Réunie hier, la mission commune d’information du Sénat sur le nouveau rôle et la nouvelle stratégie de l’Union européenne dans la gouvernance mondiale de l’Internet, présidée par M. Gaëtan GORCE (PS - Nièvre), a adopté le rapport de Mme Catherine MORIN-DESAILLY (UDI-UC - Seine-Maritime) au terme de plus de six mois de travaux.
Si l’Internet a pris racine sur les deux rives de l’Atlantique, l’Internet que nous, Européens, "consommons" en 2014 est très largement américain, le Vieux continent n’ayant pas pris la mesure des enjeux qui s’y attachent. Alors que cette technologie encore jeune s’apprête à déployer sa puissance transformatrice dans les pays en développement et à s’étendre aux objets, les révélations d’Edward Snowden en 2013 ont transformé l’Internet en un sujet politique. Promesse de liberté tout en étant instrument de puissance, Internet devient aussi support d’un monde d’hypersurveillance et de vulnérabilité.
La mission affirme que l’Union européenne a un rôle à assumer aujourd’hui : proposer un nouveau modèle de gouvernance de l’Internet, respectueux des droits de l’homme et des libertés et capable de restaurer la confiance dans l’Internet, ébranlée par l’amoindrissement volontaire de la sécurité en ligne et par les dysfonctionnements de l’ICANN. Ceci implique de :
- consigner dans un traité, ouvert à tous, les principes de gouvernance dégagés par l’ensemble des parties prenantes réunies pour la conférence NETmundial le 24 avril 2014 à São Paulo ;
- formaliser l’existence d’un réseau d’enceintes de gouvernance et mettre en place des mécanismes amenant ces instances à rendre compte de leur action - au regard de ces principes - devant l’ensemble des parties prenantes qui seraient représentées dans un Conseil mondial de l’Internet, issu de l’Internet governance forum rénové ;
- transformer l’ICANN en World ICANN (WICANN) de droit suisse, ou à défaut de droit international, en assurer la supervision par la communauté internationale, prévoir un vrai droit de recours à l’égard de ses décisions et mettre fin aux conflits d’intérêts.
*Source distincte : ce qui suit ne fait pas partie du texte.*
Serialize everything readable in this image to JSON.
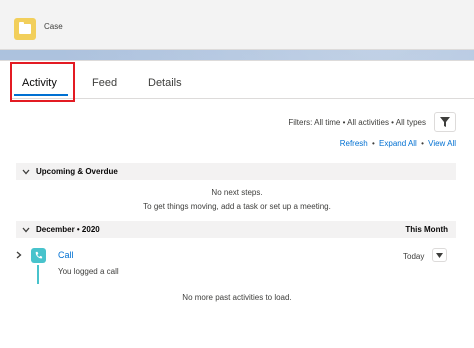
{
  "header": {
    "object_label": "Case"
  },
  "tabs": [
    {
      "label": "Activity",
      "active": true
    },
    {
      "label": "Feed",
      "active": false
    },
    {
      "label": "Details",
      "active": false
    }
  ],
  "filters": {
    "text": "Filters: All time • All activities • All types",
    "icon": "filter-icon"
  },
  "links": {
    "refresh": "Refresh",
    "sep": "•",
    "expand_all": "Expand All",
    "view_all": "View All"
  },
  "upcoming": {
    "title": "Upcoming & Overdue",
    "empty_line1": "No next steps.",
    "empty_line2": "To get things moving, add a task or set up a meeting."
  },
  "past": {
    "title": "December • 2020",
    "badge": "This Month",
    "items": [
      {
        "title": "Call",
        "subtitle": "You logged a call",
        "date": "Today",
        "icon": "call-icon"
      }
    ],
    "footer": "No more past activities to load."
  },
  "colors": {
    "accent": "#0070d2",
    "highlight": "#e31b23",
    "call": "#48c3cc",
    "case_icon": "#f2cf5b"
  }
}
De telles perspectives, seules à même d’asseoir une gouvernance légitime à long terme, impliquent de rendre la parole à l’ensemble des acteurs dans le débat ouvert par l’administration Obama et confié à la seule ICANN.
Pour être crédible dans ce débat décisif, l’Europe doit parallèlement entreprendre de prendre en main son destin numérique et en faire une priorité politique à haut niveau, ce qui signifie : mieux répartir la valeur dans l’écosystème numérique européen ; finaliser un régime exigeant et réaliste de protection des données à l’ère du cloud et du big data ; construire une stratégie industrielle dans l’ensemble des secteurs clés de l’Internet pour maîtriser ses données et porter ses valeurs dans le cyberespace ; et enfin promouvoir une appropriation citoyenne de l’Internet. Le modèle européen de l’Internet doit aussi être porté par une vraie diplomatie du numérique.
L’Internet appelle à repenser la souveraineté sous une forme dynamique, non pas autour d’un territoire mais autour de communautés de valeurs. C’est un effort auquel l’Europe se doit de contribuer.